Für Unternehmen und Entwickler entsteht daraus eine klare Lehre: KI-Entwicklung bleibt nicht nur eine Frage von Modellen, sondern zunehmend auch von Vertrauen, Legitimation und Daten-/Sicherheitsprozessen. Wenn der politische Druck wächst, wird sich die Ausgestaltung von KI-Compliance in Richtung überprüfbarer Sicherheits- und Audit-Fähigkeiten verschieben – etwa durch dokumentierte Evaluationsmethoden, robustere Incident-Response und nachvollziehbare Governance-Entscheidungen. Zugleich könnte ein „Public Wealth“-Ansatz, den OpenAI in einem Papier im April vorschlug, als Alternative dienen: Dabei soll der Staat finanzielle Gewinne breiter verteilen, ohne zwingend als alleiniger Eigentümer aufzutreten. OpenAI bezeichnete in dem Kontext die Idee eines „Public Wealth Fund“ als Mechanismus, um allen Bürgern – auch denen ohne Kapitalmarktanteile – eine Beteiligung an KI-Wachstum zu geben.

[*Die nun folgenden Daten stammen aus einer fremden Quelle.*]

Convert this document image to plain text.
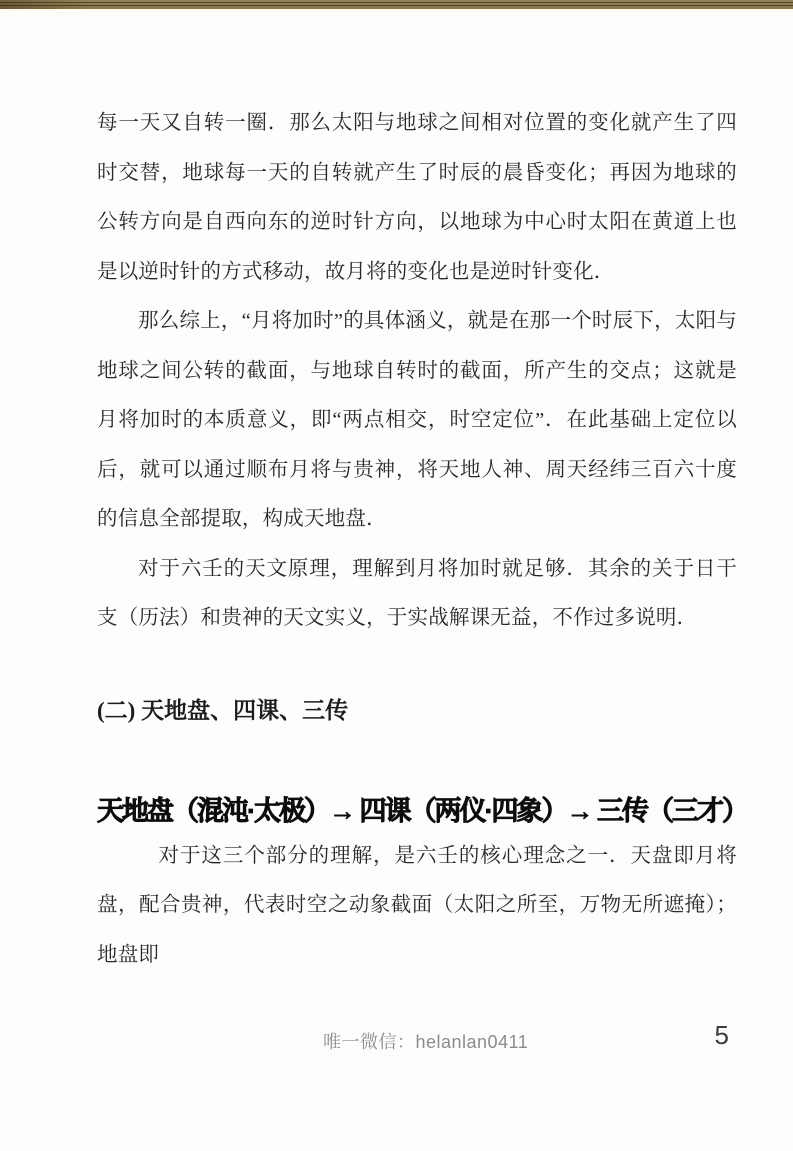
每一天又自转一圈．那么太阳与地球之间相对位置的变化就产生了四时交替，地球每一天的自转就产生了时辰的晨昏变化；再因为地球的公转方向是自西向东的逆时针方向，以地球为中心时太阳在黄道上也是以逆时针的方式移动，故月将的变化也是逆时针变化．

那么综上，“月将加时”的具体涵义，就是在那一个时辰下，太阳与地球之间公转的截面，与地球自转时的截面，所产生的交点；这就是月将加时的本质意义，即“两点相交，时空定位”．在此基础上定位以后，就可以通过顺布月将与贵神，将天地人神、周天经纬三百六十度的信息全部提取，构成天地盘．

对于六壬的天文原理，理解到月将加时就足够．其余的关于日干支（历法）和贵神的天文实义，于实战解课无益，不作过多说明．

(二) 天地盘、四课、三传
天地盘（混沌·太极）→ 四课（两仪·四象）→ 三传（三才）

对于这三个部分的理解，是六壬的核心理念之一．天盘即月将盘，配合贵神，代表时空之动象截面（太阳之所至，万物无所遮掩）；地盘即

唯一微信：helanlan0411	5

Der Ausblick hängt damit an zwei Fragen. Erstens: Werden sich Staat und Unternehmen auf eine Struktur einigen, die Interessenkonflikte minimiert, etwa durch getrennte Rollen, unabhängige Kontrollinstanzen oder klar definierte Regulierungs- und Durchsetzungslogiken? Zweitens: Entsteht daraus tatsächlich gesellschaftliche Akzeptanz, oder verstärkt sich die Skepsis gegenüber politisch motivierten Investitionen? Für die nächsten Monate ist wahrscheinlich, dass jede Annäherung zwischen Politik und großen KI-Anbietern eng an den öffentlichen Diskurs über Sicherheitsstandards gekoppelt wird. Für den Markt bedeutet das: Wer KI-Produkte in Unternehmen integriert, sollte neben technischen Qualitätskriterien künftig auch Governance- und Regulatory-Risiken stärker in die Beschaffungsentscheidungen einpreisen.